What Walter finds when he arrives at the studios, however, is nothing like he expected. Abandoned, decrepit and all but forgotten, this once magical place of escapism and happiness now lays barren. While exploring Kermit’s office, Walter overhears a plot being hatched by the evil Tex Richman (Chris Cooper) who plans to level the studio to drill for oil. Tracking down Kermit the Frog, they decide the only way to stop Richman is to hold a Muppets variety show which will raise enough money to save the studio. The Muppets have been out of touch with one another for some time so along with Gary, Walter and Mary, Kermit sets out to regroup with his old friends and put on a show.

Peppered with tongue-in-cheek self-referentialisms and a strong awareness of its audience as both longtime and new fans, The Muppets, is adept at entertaining all groups of audiences who would enter the theater. From the one hand, Walter’s discovery of a group which is just like him and accepts him for who he is is perfect for this generation of kids who are dealing with issues of bullying and an overwhelming state of alienation. This is the younger generation who has not necessarily grown up on the Muppets but might have an idea of who they are just based on their general presence in popular culture. Walter has always been different and while he’s been able to find comfort in watching the Muppets through his TV screen, he only fully comes into his own and finds his true self once he has the opportunity to interact with them and create interpersonal connections and ultimately help them as well. This is interesting as so many of our interactions these days are done through a computer or smart phone screen and we often neglect the significance of interacting with people directly.

Secondly, the other group that this movie was made for and, not to mention, made by, are those of us who grew up on the Muppets. Spanning the 70s, 80s, and 90s, these furry creatures captured the hearts of thousands of Gen-Xers, Gen-Yers, and Millennials be it through the original show, movies, or even the Muppet Babies cartoon show.  They've popped up in youtube videos, in cameos on SNL and countless other occurrences.  It's no wonder that even those of us who might not have been huge fans of the originals (I know, blasphemy.  Sorry.), would not only want to see this movie but would hope for it to offer us a positive connection with our childhood.  Further, a lot of our pop-culture has roots in all things Muppet as now that those raised on this strong cultural force are responsible for creating the next generation of pop-culture. The fact that Segel was so passionate about bringing this project to fruition because he grew up as a fan of the show is telling of the power of the brand.

Further, as much as the movie was about Walter finding himself, it was also about Gary realizing what was truly important to him: making a life with Mary. Personally, one thing I got out of the film was that it reminded me of a time where priorities were less complicated. Where you knew what was right and wrong, in other words, childhood. Not to say we should completely regress to when we were kids, there's obviously a lot to be said about growing up, but maybe take a lesson from what was so much simpler back then and put our priorities into the right order.

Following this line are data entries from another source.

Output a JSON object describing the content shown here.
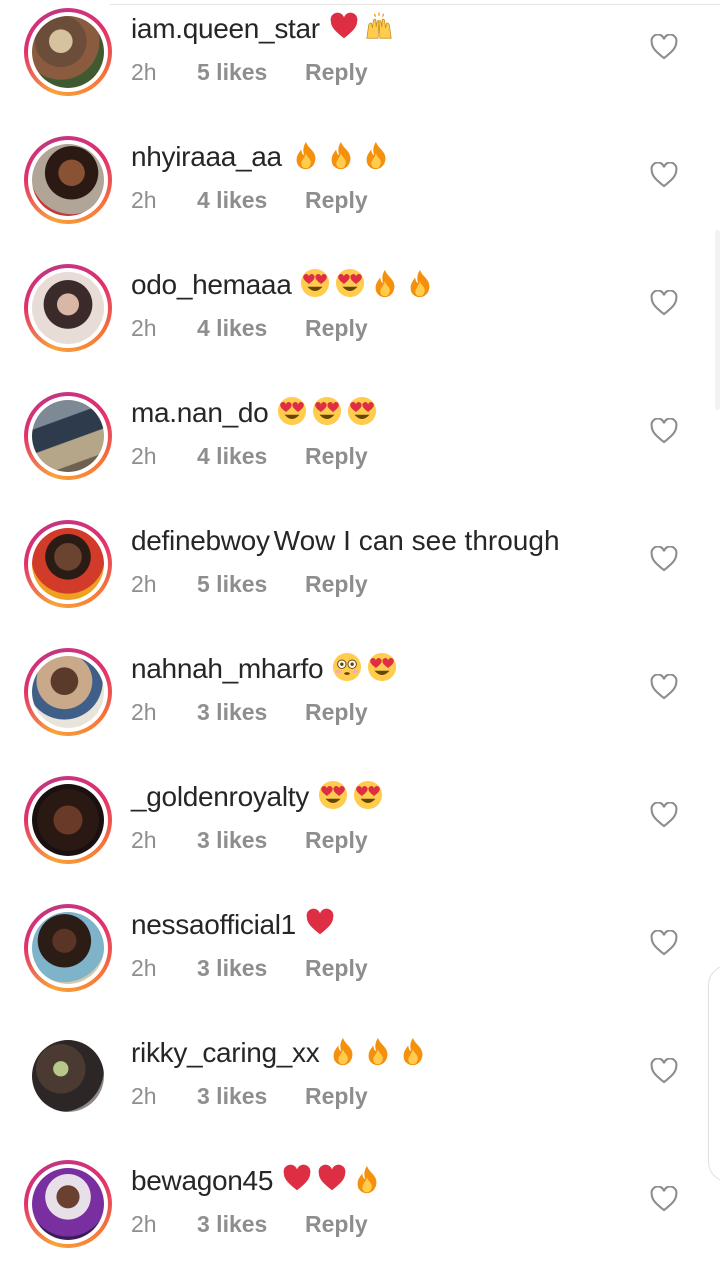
{
  "reply_label": "Reply",
  "colors": {
    "username": "#262626",
    "meta": "#8e8e8e",
    "ring_start": "#f9a23a",
    "ring_end": "#e1306c"
  },
  "comments": [
    {
      "username": "iam.queen_star",
      "text": "",
      "emojis": [
        "heart",
        "raised-hands"
      ],
      "time": "2h",
      "likes": "5 likes",
      "reply": "Reply",
      "story_ring": true
    },
    {
      "username": "nhyiraaa_aa",
      "text": "",
      "emojis": [
        "fire",
        "fire",
        "fire"
      ],
      "time": "2h",
      "likes": "4 likes",
      "reply": "Reply",
      "story_ring": true
    },
    {
      "username": "odo_hemaaa",
      "text": "",
      "emojis": [
        "heart-eyes",
        "heart-eyes",
        "fire",
        "fire"
      ],
      "time": "2h",
      "likes": "4 likes",
      "reply": "Reply",
      "story_ring": true
    },
    {
      "username": "ma.nan_do",
      "text": "",
      "emojis": [
        "heart-eyes",
        "heart-eyes",
        "heart-eyes"
      ],
      "time": "2h",
      "likes": "4 likes",
      "reply": "Reply",
      "story_ring": true
    },
    {
      "username": "definebwoy",
      "text": "Wow I can see through",
      "emojis": [],
      "time": "2h",
      "likes": "5 likes",
      "reply": "Reply",
      "story_ring": true
    },
    {
      "username": "nahnah_mharfo",
      "text": "",
      "emojis": [
        "flushed",
        "heart-eyes"
      ],
      "time": "2h",
      "likes": "3 likes",
      "reply": "Reply",
      "story_ring": true
    },
    {
      "username": "_goldenroyalty",
      "text": "",
      "emojis": [
        "heart-eyes",
        "heart-eyes"
      ],
      "time": "2h",
      "likes": "3 likes",
      "reply": "Reply",
      "story_ring": true
    },
    {
      "username": "nessaofficial1",
      "text": "",
      "emojis": [
        "heart"
      ],
      "time": "2h",
      "likes": "3 likes",
      "reply": "Reply",
      "story_ring": true
    },
    {
      "username": "rikky_caring_xx",
      "text": "",
      "emojis": [
        "fire",
        "fire",
        "fire"
      ],
      "time": "2h",
      "likes": "3 likes",
      "reply": "Reply",
      "story_ring": false
    },
    {
      "username": "bewagon45",
      "text": "",
      "emojis": [
        "heart",
        "heart",
        "fire"
      ],
      "time": "2h",
      "likes": "3 likes",
      "reply": "Reply",
      "story_ring": true
    }
  ]
}
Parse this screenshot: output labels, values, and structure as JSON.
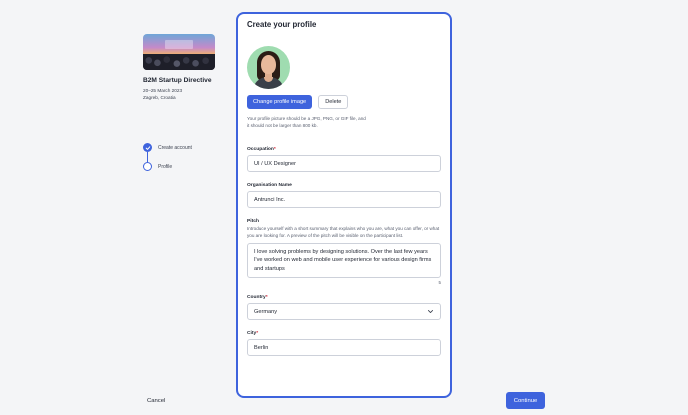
{
  "event": {
    "name": "B2M Startup Directive",
    "dates": "20–25 March 2023",
    "location": "Zagreb, Croatia"
  },
  "steps": [
    {
      "label": "Create account",
      "state": "done"
    },
    {
      "label": "Profile",
      "state": "current"
    }
  ],
  "profile": {
    "title": "Create your profile",
    "change_image_label": "Change profile image",
    "delete_label": "Delete",
    "image_hint": "Your profile picture should be a JPG, PNG, or GIF file, and it should not be larger than 800 kb."
  },
  "fields": {
    "occupation": {
      "label": "Occupation",
      "required_mark": "*",
      "value": "UI / UX Designer"
    },
    "organisation": {
      "label": "Organisation Name",
      "value": "Antrunci Inc."
    },
    "pitch": {
      "label": "Pitch",
      "help": "Introduce yourself with a short summary that explains who you are, what you can offer, or what you are looking for. A preview of the pitch will be visible on the participant list.",
      "value": "I love solving problems by designing solutions. Over the last few years I've worked on web and mobile user experience for various design firms and startups",
      "counter": "5"
    },
    "country": {
      "label": "Country",
      "required_mark": "*",
      "value": "Germany"
    },
    "city": {
      "label": "City",
      "required_mark": "*",
      "value": "Berlin"
    }
  },
  "footer": {
    "cancel_label": "Cancel",
    "continue_label": "Continue"
  },
  "colors": {
    "accent": "#3e63dd",
    "avatar_bg": "#9fdcb0",
    "required": "#d6283a"
  }
}
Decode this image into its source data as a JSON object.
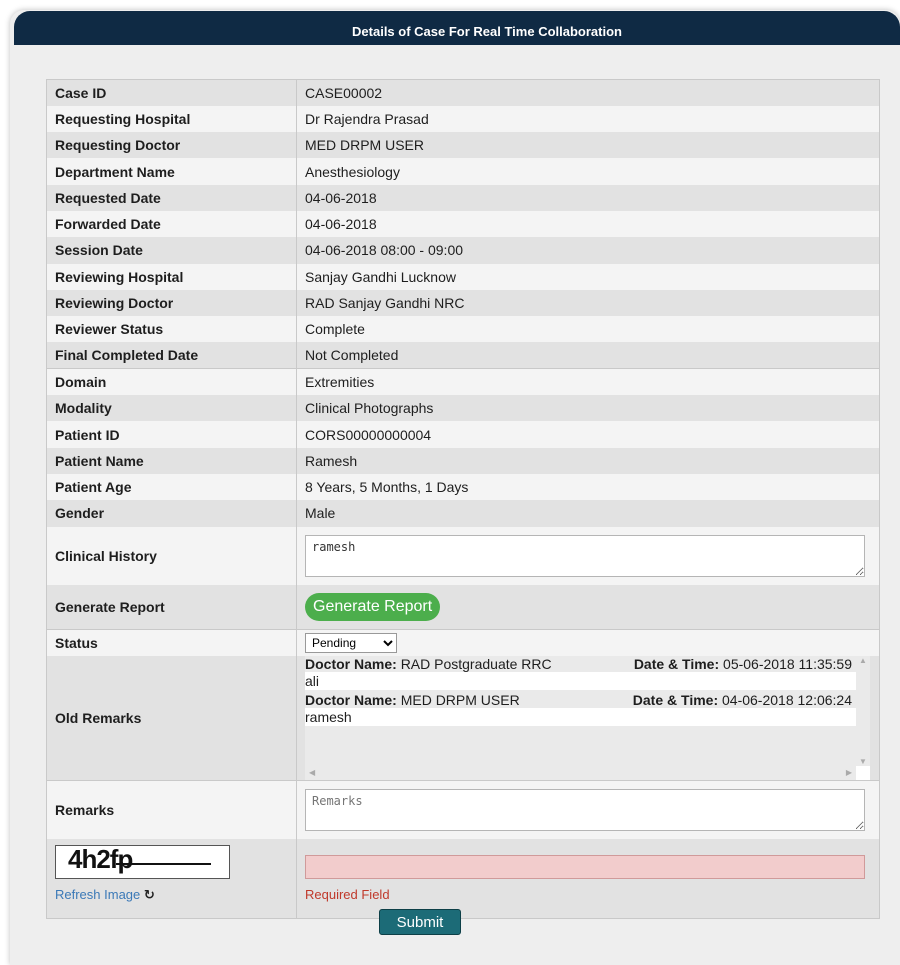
{
  "header": {
    "title": "Details of Case For Real Time Collaboration"
  },
  "details": [
    {
      "label": "Case ID",
      "value": "CASE00002"
    },
    {
      "label": "Requesting Hospital",
      "value": "Dr Rajendra Prasad"
    },
    {
      "label": "Requesting Doctor",
      "value": "MED DRPM USER"
    },
    {
      "label": "Department Name",
      "value": "Anesthesiology"
    },
    {
      "label": "Requested Date",
      "value": "04-06-2018"
    },
    {
      "label": "Forwarded Date",
      "value": "04-06-2018"
    },
    {
      "label": "Session Date",
      "value": "04-06-2018 08:00 - 09:00"
    },
    {
      "label": "Reviewing Hospital",
      "value": "Sanjay Gandhi Lucknow"
    },
    {
      "label": "Reviewing Doctor",
      "value": "RAD Sanjay Gandhi NRC"
    },
    {
      "label": "Reviewer Status",
      "value": "Complete"
    },
    {
      "label": "Final Completed Date",
      "value": "Not Completed"
    },
    {
      "label": "Domain",
      "value": "Extremities"
    },
    {
      "label": "Modality",
      "value": "Clinical Photographs"
    },
    {
      "label": "Patient ID",
      "value": "CORS00000000004"
    },
    {
      "label": "Patient Name",
      "value": "Ramesh"
    },
    {
      "label": "Patient Age",
      "value": "8 Years, 5 Months, 1 Days"
    },
    {
      "label": "Gender",
      "value": "Male"
    }
  ],
  "clinical_history": {
    "label": "Clinical History",
    "value": "ramesh"
  },
  "generate_report": {
    "label": "Generate Report",
    "button": "Generate Report",
    "button_color": "#4cae4c"
  },
  "status": {
    "label": "Status",
    "selected": "Pending"
  },
  "old_remarks": {
    "label": "Old Remarks",
    "doctor_label": "Doctor Name:",
    "datetime_label": "Date & Time:",
    "items": [
      {
        "doctor": "RAD Postgraduate RRC",
        "datetime": "05-06-2018 11:35:59",
        "text": "ali"
      },
      {
        "doctor": "MED DRPM USER",
        "datetime": "04-06-2018 12:06:24",
        "text": "ramesh"
      }
    ]
  },
  "remarks": {
    "label": "Remarks",
    "placeholder": "Remarks"
  },
  "captcha": {
    "text": "4h2fp",
    "refresh_label": "Refresh Image",
    "required_text": "Required Field"
  },
  "submit": {
    "label": "Submit",
    "color": "#1c6b77"
  },
  "colors": {
    "header_bg": "#0f2a44",
    "panel_bg": "#eeeeee",
    "error_bg": "#f2cccc"
  }
}
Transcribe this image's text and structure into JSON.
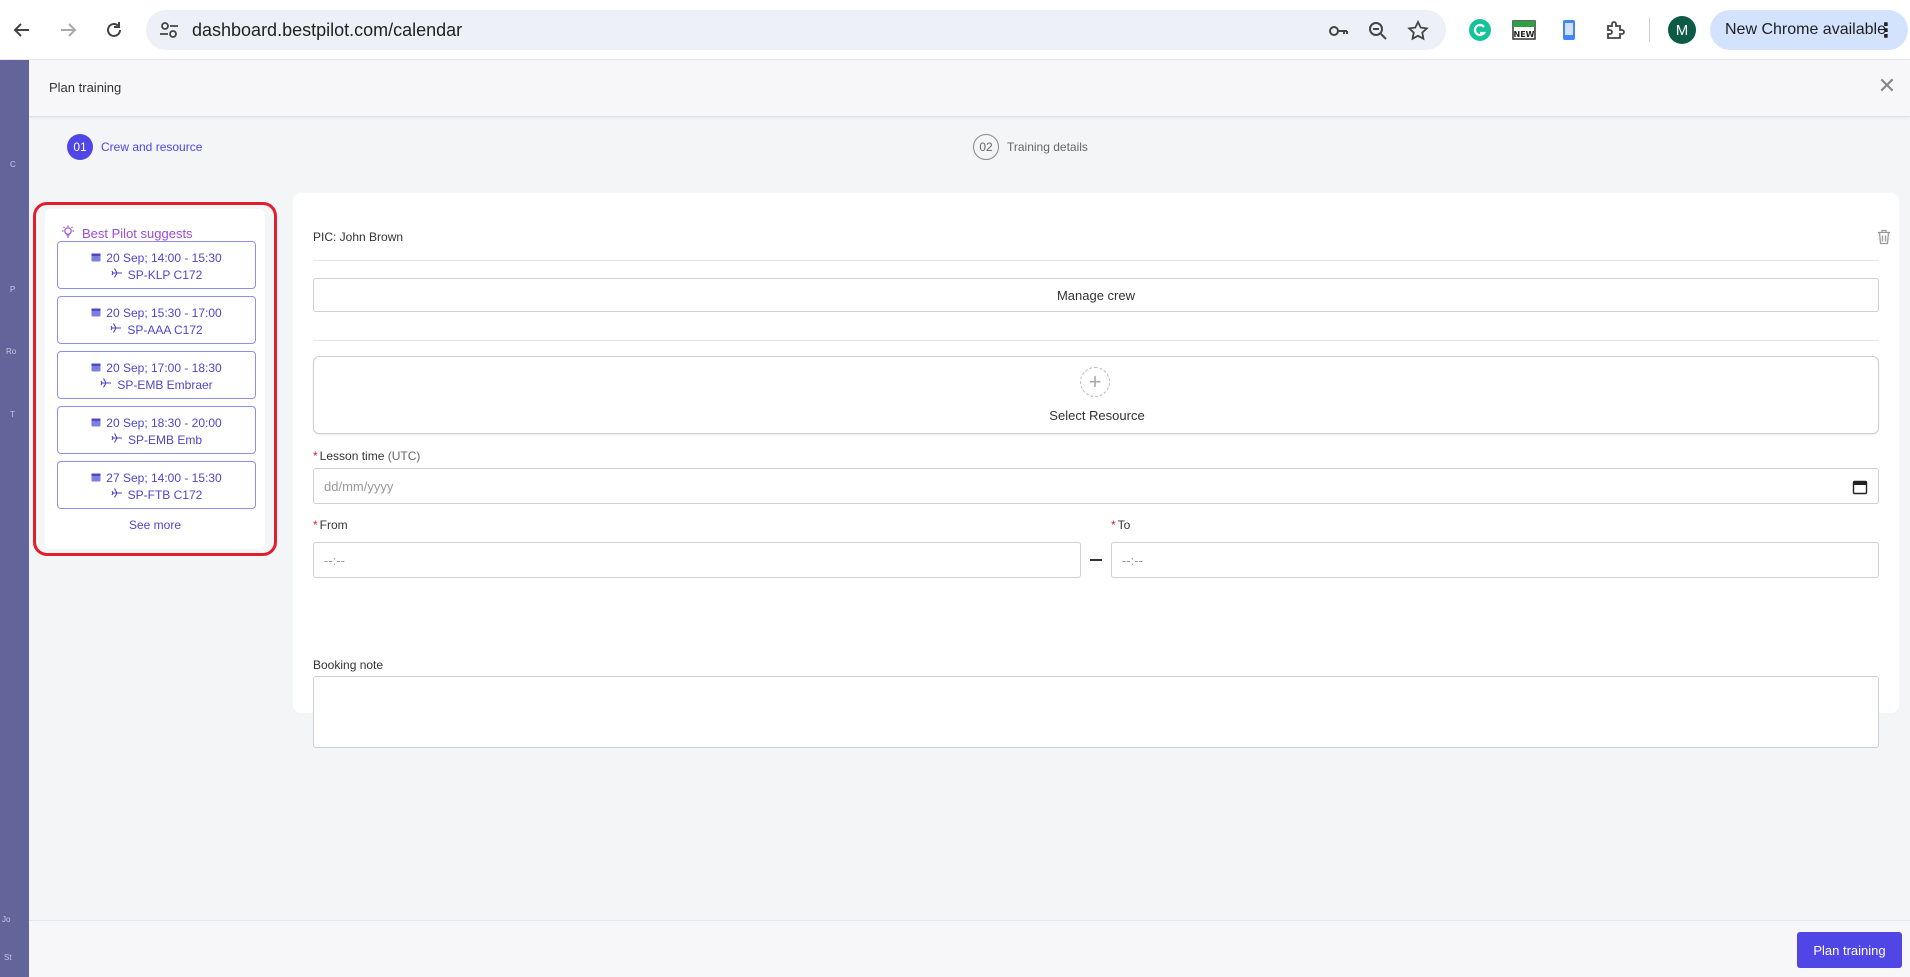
{
  "browser": {
    "url": "dashboard.bestpilot.com/calendar",
    "update_label": "New Chrome available",
    "profile_initial": "M"
  },
  "sidebar": {
    "letters": [
      "C",
      "P",
      "Ro",
      "T",
      "Jo",
      "St"
    ]
  },
  "modal": {
    "title": "Plan training",
    "steps": [
      {
        "num": "01",
        "label": "Crew and resource"
      },
      {
        "num": "02",
        "label": "Training details"
      }
    ]
  },
  "suggestions": {
    "title": "Best Pilot suggests",
    "items": [
      {
        "time": "20 Sep; 14:00 - 15:30",
        "aircraft": "SP-KLP C172"
      },
      {
        "time": "20 Sep; 15:30 - 17:00",
        "aircraft": "SP-AAA C172"
      },
      {
        "time": "20 Sep; 17:00 - 18:30",
        "aircraft": "SP-EMB Embraer"
      },
      {
        "time": "20 Sep; 18:30 - 20:00",
        "aircraft": "SP-EMB Emb"
      },
      {
        "time": "27 Sep; 14:00 - 15:30",
        "aircraft": "SP-FTB C172"
      }
    ],
    "see_more": "See more"
  },
  "form": {
    "pic": "PIC: John Brown",
    "manage_crew": "Manage crew",
    "select_resource": "Select Resource",
    "lesson_time_label": "Lesson time",
    "lesson_time_hint": "(UTC)",
    "date_placeholder": "dd/mm/yyyy",
    "from_label": "From",
    "to_label": "To",
    "time_placeholder": "--:--",
    "booking_note_label": "Booking note",
    "required_mark": "*"
  },
  "footer": {
    "submit": "Plan training"
  },
  "colors": {
    "accent": "#4f46e5",
    "suggest_title": "#9b4bd6",
    "highlight": "#e11d2e"
  }
}
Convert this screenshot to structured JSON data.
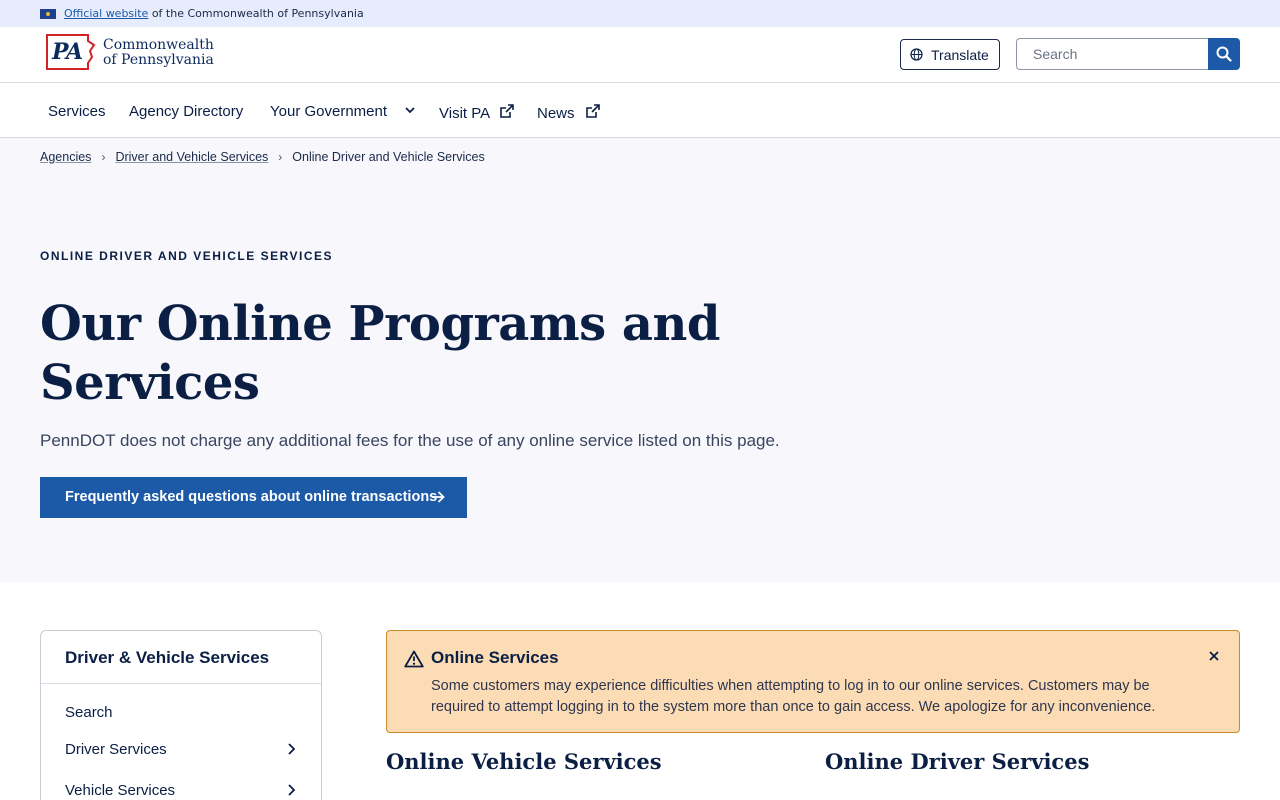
{
  "gov_banner": {
    "link_text": "Official website",
    "rest_text": "of the Commonwealth of Pennsylvania"
  },
  "header": {
    "logo_mark": "PA",
    "logo_line1": "Commonwealth",
    "logo_line2": "of Pennsylvania",
    "translate_label": "Translate",
    "search_placeholder": "Search"
  },
  "nav": {
    "items": [
      {
        "label": "Services",
        "icon": null
      },
      {
        "label": "Agency Directory",
        "icon": null
      },
      {
        "label": "Your Government",
        "icon": "chevron-down-icon"
      },
      {
        "label": "Visit PA",
        "icon": "external-link-icon"
      },
      {
        "label": "News",
        "icon": "external-link-icon"
      }
    ]
  },
  "breadcrumb": {
    "items": [
      "Agencies",
      "Driver and Vehicle Services",
      "Online Driver and Vehicle Services"
    ]
  },
  "hero": {
    "eyebrow": "ONLINE DRIVER AND VEHICLE SERVICES",
    "title": "Our Online Programs and Services",
    "subtitle": "PennDOT does not charge any additional fees for the use of any online service listed on this page.",
    "cta_label": "Frequently asked questions about online transactions"
  },
  "sidebar": {
    "title": "Driver & Vehicle Services",
    "items": [
      {
        "label": "Search",
        "has_chevron": false
      },
      {
        "label": "Driver Services",
        "has_chevron": true
      },
      {
        "label": "Vehicle Services",
        "has_chevron": true
      }
    ]
  },
  "alert": {
    "title": "Online Services",
    "body": "Some customers may experience difficulties when attempting to log in to our online services. Customers may be required to attempt logging in to the system more than once to gain access. We apologize for any inconvenience."
  },
  "sections": {
    "vehicle_heading": "Online Vehicle Services",
    "driver_heading": "Online Driver Services"
  },
  "colors": {
    "primary": "#1c5aa8",
    "navy": "#0b1f44",
    "alert_bg": "#fcdcb4",
    "logo_red": "#d2232a"
  }
}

The movie had me smiling from the first frame, bringing me back to when I used to watch the movies and TV shows. I loved the innocence of the narrative, the song and dance numbers and the cameos! This time of year the movies are all dark and challenging and vying for awards, so if you’re looking for some light fun, go see The Muppets. Leave all cynicism as the door, there’s no room for it in this movie. And if you can do that, you’ll enjoy enjoy yourself and the film.